Do what feels right and go for it.
If you don’t have a favorite method of meditation, the simplest one I know goes like this.
Sit comfortably, close your eyes, start counting from one to ten with the rhythm of your breath, when you get to ten, start back up at one, repeat. If you go beyond ten, which is not uncommon, as soon as you catch yourself, start back at one.
Start by setting your smartphone timer for a five-minute meditation, then ten minutes, until you reach 20-minute sittings. If you can do this twice a day, morning and afternoon, it’s even better.
Try it for one week and see how you feel. I will say, the longer I’ve done it, the more I enjoy it. I even crave it and look forward to sitting and just being for that time.
Learn Transcendental Meditation or Other Methods
You can also search YouTube for “guided meditations.” Or check out your local Transcendental Meditation (TM) center.
Learning TM is easy and fast. I learned over a weekend in 2015 at the TM center in Downtown, Manhattan.
As a TM practitioner, meditating regularly twice a day for 20 minutes each time has transformed my life, allowing me to put everything in perspective, and slowing me down when life tries to get stressful.
If the cost of learning TM is prohibitive, MUSE is another alternative. With a smartphone app and the MUSE headband, you can get instructions on different guided meditation techniques, choose background sounds, track your sessions, and complete challenges if you’d like.

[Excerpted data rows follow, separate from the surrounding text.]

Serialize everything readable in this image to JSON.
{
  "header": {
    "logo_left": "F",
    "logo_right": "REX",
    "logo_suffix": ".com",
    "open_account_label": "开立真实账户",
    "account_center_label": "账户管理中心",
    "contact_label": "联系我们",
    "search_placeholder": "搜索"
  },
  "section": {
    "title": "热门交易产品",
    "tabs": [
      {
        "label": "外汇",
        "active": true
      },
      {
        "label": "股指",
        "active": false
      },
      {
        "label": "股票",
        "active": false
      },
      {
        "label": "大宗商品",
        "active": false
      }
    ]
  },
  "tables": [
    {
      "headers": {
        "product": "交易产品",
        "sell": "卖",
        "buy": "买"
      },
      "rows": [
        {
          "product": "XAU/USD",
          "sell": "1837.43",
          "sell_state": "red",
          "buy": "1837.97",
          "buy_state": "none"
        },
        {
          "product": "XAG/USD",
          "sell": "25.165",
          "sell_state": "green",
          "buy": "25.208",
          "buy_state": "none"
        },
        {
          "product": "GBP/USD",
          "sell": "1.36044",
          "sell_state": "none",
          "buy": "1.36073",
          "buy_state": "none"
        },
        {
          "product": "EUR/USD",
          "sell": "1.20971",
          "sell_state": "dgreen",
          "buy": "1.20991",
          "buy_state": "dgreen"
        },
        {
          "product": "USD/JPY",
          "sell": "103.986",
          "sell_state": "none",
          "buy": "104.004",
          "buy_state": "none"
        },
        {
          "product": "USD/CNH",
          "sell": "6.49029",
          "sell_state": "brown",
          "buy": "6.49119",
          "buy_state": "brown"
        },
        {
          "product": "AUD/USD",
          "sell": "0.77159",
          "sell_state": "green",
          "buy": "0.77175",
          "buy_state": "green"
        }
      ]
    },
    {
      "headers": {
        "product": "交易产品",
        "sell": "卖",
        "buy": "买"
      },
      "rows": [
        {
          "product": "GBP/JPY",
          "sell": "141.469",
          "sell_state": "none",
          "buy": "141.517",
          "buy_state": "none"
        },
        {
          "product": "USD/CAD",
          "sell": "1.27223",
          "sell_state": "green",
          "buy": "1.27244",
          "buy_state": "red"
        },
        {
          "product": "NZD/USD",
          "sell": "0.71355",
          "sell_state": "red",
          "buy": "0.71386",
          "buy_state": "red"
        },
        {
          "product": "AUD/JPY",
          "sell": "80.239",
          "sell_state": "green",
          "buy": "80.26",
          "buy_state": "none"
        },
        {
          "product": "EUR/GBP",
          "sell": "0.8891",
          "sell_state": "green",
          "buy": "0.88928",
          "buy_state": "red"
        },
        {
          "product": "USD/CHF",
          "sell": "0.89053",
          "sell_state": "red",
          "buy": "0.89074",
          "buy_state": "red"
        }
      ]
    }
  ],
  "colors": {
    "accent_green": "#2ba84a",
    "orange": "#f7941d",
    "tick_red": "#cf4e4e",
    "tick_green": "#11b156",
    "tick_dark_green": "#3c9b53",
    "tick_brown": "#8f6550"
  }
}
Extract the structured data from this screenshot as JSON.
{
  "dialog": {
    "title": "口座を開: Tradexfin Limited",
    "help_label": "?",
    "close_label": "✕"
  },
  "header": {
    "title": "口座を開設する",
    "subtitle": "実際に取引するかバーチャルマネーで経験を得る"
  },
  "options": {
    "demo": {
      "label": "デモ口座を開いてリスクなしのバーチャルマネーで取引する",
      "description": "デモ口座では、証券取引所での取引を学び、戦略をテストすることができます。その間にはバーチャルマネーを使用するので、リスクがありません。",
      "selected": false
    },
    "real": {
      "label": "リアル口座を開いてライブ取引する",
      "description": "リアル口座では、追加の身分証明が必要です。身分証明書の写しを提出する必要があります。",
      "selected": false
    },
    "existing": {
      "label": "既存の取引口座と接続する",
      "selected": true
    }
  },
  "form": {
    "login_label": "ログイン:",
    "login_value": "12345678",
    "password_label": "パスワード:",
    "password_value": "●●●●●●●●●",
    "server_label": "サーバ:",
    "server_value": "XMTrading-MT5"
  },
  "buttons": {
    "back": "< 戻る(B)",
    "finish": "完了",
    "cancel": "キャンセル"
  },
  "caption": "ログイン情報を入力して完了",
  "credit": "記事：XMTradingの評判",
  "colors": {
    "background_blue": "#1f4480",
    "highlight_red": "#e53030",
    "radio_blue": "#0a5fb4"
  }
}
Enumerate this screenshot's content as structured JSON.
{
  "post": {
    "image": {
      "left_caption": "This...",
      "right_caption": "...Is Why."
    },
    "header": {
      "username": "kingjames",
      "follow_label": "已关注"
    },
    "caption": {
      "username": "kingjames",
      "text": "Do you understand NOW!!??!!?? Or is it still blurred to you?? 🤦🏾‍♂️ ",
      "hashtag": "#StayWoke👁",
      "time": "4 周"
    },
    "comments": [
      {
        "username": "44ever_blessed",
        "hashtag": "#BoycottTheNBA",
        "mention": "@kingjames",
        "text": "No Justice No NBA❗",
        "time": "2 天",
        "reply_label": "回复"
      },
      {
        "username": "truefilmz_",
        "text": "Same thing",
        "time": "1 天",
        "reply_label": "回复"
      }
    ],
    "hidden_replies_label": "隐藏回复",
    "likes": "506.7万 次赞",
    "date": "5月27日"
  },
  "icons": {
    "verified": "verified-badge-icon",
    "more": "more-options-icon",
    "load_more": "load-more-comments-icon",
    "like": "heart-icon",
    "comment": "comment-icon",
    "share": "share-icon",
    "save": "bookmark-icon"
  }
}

Some of my favorite books on mindfulness and meditation include Eckhart Tolle’s The Power of Now; Michael Singer’s Untethered Soul & The Surrender Experiment; Timber Hawkeye’s Buddhist Boot Camp.
Meditation is a powerful, go-to tool in my well-being took-kit, creating calm, peace, and self-awareness to disassociate from beliefs and patterns that were keeping me shackled to external expectations.
As the self-connection deepens, the self-love amplifies, self-worth growths, and you begin to surrender societal norms and start embracing your own path.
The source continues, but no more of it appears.